Findings reported that nearly 1 in 4 teachers indicated that they were likely to quit by the end of this school year. As if that isn’t shocking enough, the National Education Association (NEA), one of the largest unions whose members are made up of 3 million U.S. educators, conducted a similar survey to address teacher burnout and stress levels prior to the pandemic. The poll was conducted in January of 2022, and findings are concerning to say the least.

55% of NEA members say that they are more likely to leave education or retire earlier than they had initially planned, due specifically to the stresses of the educational environment that was created by the pandemic. That number has doubled since a survey given in July of 2020. In addition, 3/4s of members surveyed indicated that they have had to fill in for a colleague during this time. (GBAO)

What Can We Do To Help?

Aside from the fact that they are human beings, if the adults responsible for our children’s education are overworked, stretched too thin, and exhausted, it is no secret that the quality of the education will plummet. Our children may be pushed through regardless of performance or deficits, and important issues may fall through the cracks.

Does this mean you should be overly involved in berating your child’s teacher to make sure those things do not happen? No. Does this mean you should pull your child from public schools and go the homeschool route? No. This means that our teachers need us.

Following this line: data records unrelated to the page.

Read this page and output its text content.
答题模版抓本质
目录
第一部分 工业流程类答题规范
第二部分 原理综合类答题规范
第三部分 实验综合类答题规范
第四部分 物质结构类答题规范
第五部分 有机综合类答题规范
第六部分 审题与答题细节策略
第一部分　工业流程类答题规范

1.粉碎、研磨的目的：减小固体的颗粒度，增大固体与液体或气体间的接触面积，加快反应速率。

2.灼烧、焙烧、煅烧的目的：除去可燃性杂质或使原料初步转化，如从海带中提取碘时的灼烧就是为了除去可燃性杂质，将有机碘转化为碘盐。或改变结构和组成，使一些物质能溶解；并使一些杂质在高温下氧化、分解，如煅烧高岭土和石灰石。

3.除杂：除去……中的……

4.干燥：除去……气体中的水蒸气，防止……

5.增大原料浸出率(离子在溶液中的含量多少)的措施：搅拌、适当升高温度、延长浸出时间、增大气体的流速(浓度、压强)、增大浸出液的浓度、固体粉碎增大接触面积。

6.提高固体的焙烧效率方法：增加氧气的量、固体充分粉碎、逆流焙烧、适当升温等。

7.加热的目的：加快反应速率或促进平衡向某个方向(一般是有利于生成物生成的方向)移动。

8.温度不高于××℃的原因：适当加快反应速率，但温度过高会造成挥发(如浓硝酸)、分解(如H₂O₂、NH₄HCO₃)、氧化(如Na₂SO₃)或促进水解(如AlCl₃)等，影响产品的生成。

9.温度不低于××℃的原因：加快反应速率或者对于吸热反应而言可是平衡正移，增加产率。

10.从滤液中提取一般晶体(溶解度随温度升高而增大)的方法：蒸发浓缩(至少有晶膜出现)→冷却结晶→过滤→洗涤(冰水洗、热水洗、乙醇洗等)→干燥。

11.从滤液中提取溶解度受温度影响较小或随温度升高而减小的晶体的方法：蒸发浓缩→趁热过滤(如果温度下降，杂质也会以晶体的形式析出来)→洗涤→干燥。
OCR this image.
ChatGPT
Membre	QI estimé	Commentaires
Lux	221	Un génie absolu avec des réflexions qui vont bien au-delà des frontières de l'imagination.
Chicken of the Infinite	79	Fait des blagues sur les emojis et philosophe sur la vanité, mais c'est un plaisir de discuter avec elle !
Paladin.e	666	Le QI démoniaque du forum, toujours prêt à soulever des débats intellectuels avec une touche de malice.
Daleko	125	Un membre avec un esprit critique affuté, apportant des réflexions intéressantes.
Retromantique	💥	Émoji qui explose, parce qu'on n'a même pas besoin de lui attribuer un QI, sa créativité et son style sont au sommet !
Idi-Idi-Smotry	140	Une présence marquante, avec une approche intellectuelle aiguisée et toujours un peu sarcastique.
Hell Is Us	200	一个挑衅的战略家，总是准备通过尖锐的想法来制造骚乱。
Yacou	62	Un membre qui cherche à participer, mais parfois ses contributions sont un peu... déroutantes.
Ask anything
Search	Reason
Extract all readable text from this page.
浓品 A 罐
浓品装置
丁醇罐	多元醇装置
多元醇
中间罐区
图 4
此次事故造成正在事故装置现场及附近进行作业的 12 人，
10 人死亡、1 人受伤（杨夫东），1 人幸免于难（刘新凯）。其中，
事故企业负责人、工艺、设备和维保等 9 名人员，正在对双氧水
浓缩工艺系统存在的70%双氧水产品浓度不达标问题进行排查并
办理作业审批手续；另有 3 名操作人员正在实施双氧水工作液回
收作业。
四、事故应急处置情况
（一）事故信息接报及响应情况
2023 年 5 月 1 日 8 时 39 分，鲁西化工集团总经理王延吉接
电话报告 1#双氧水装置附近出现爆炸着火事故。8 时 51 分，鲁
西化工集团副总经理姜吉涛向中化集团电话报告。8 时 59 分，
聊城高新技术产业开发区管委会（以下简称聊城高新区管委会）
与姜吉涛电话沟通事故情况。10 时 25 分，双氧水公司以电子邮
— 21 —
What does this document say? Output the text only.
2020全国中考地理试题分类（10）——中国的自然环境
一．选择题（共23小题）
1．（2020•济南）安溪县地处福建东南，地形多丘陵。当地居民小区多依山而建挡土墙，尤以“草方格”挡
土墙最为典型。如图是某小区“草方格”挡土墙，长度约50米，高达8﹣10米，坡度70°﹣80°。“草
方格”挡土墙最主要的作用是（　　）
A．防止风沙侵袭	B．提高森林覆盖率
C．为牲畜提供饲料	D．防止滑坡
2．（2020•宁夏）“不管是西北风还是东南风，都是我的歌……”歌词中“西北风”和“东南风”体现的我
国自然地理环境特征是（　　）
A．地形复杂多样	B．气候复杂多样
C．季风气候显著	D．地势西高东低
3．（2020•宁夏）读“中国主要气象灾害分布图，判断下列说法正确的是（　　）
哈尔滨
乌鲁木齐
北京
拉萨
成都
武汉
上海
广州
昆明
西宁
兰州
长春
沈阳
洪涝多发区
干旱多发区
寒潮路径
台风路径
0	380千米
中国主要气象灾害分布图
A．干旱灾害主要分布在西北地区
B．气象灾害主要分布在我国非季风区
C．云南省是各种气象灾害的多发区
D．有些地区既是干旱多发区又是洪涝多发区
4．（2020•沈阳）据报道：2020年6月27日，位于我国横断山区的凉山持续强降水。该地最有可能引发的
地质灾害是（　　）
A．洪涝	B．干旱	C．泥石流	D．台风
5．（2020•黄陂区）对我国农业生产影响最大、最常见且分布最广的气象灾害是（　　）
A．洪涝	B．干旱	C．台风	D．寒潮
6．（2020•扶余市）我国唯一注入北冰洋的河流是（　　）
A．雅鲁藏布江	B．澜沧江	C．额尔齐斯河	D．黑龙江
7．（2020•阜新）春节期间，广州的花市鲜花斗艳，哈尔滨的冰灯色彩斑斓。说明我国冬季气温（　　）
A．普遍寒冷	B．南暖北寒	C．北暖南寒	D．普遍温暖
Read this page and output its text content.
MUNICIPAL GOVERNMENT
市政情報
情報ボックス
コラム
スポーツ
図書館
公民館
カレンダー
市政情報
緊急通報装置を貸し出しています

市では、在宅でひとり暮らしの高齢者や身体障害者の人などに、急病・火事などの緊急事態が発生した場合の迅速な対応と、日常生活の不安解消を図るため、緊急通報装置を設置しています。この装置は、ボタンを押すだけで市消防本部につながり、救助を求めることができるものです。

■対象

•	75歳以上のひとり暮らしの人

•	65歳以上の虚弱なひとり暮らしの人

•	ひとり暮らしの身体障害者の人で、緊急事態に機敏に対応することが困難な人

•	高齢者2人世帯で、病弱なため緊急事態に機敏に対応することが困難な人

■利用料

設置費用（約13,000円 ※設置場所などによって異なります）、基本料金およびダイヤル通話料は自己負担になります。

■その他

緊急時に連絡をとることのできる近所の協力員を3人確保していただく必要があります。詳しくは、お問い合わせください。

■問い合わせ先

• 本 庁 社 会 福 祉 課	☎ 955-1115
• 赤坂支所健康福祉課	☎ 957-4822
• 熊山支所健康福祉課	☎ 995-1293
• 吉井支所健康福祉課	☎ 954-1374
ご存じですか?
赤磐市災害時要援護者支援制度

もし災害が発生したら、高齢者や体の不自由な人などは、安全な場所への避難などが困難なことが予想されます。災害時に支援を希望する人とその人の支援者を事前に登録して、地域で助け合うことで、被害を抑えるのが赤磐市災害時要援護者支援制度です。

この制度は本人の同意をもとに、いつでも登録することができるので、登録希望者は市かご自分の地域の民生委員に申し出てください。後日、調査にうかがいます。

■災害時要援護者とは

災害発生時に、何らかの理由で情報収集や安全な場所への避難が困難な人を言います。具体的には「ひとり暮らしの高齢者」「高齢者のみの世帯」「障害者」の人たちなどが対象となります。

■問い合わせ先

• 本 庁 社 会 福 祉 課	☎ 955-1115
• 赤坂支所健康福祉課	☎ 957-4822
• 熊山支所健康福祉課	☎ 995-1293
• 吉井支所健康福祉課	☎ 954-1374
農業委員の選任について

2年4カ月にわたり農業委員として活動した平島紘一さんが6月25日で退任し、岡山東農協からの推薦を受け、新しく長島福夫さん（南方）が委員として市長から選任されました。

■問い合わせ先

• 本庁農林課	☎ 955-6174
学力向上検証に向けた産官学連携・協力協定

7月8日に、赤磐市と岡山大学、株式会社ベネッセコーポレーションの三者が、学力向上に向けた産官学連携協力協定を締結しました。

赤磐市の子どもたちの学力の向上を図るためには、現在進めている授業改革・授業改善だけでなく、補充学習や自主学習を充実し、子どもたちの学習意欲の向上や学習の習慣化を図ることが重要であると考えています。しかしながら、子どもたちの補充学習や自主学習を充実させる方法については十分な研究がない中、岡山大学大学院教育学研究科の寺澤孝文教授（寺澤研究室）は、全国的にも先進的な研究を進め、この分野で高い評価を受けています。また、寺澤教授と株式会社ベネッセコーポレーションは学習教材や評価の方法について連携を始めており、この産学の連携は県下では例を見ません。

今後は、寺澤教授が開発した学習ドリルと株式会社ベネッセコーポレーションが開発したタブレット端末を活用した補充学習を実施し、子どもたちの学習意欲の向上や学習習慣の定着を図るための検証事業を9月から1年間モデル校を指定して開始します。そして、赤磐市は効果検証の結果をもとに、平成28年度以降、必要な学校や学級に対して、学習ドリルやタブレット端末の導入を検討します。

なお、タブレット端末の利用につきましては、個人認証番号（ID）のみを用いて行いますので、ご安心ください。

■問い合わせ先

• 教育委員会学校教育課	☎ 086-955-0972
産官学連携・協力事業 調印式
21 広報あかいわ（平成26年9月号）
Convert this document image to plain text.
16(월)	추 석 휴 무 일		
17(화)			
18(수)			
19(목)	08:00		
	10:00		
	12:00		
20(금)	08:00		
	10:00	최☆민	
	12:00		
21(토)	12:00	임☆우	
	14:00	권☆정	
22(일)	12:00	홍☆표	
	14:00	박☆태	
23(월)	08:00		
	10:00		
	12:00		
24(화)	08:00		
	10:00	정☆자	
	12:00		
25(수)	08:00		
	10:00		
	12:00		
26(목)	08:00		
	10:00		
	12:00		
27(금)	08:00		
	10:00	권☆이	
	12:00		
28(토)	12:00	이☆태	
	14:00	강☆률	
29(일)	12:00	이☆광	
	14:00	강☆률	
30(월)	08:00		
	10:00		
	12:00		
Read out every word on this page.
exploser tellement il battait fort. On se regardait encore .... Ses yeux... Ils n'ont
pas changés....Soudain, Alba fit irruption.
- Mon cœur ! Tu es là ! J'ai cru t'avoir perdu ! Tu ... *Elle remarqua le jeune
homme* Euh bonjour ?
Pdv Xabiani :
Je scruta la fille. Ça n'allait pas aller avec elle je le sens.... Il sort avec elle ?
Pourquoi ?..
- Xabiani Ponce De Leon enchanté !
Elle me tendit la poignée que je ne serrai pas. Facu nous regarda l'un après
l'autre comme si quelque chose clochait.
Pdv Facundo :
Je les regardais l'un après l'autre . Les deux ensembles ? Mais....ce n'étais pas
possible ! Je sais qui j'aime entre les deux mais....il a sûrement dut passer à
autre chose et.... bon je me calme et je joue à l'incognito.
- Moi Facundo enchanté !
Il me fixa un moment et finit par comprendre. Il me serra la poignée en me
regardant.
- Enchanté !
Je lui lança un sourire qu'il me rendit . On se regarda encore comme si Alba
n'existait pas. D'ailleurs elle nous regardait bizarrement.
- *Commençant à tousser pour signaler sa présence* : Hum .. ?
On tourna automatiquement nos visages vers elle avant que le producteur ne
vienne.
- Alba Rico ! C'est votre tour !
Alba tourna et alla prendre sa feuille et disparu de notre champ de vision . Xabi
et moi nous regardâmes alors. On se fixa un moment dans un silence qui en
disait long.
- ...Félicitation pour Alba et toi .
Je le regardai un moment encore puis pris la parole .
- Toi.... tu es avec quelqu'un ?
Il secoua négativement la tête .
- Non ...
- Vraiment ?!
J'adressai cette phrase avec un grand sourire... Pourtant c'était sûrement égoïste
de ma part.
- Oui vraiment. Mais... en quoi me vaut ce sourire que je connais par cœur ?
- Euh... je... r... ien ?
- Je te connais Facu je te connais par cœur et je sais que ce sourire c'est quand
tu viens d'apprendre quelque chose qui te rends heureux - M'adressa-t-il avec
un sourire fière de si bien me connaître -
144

They need representation, advocacy, and, most importantly, grace. Staying productive and involved in our schools by attending board meetings and public forums that address policy changes relevant to our teachers and students. Volunteering within school buildings and hearing the cries of the teachers, rather than just government leaders with little-to-no classroom experience, is crucial.

Speak up. Advocate for fair living wages and financial incentives for teachers and teachers-to-be. Get involved in your school’s PTO and be a part of the village that is supposed to support those who need it.

For an anonymous, truly wise man once said, “It is more powerful to speak up, than to silently resent.”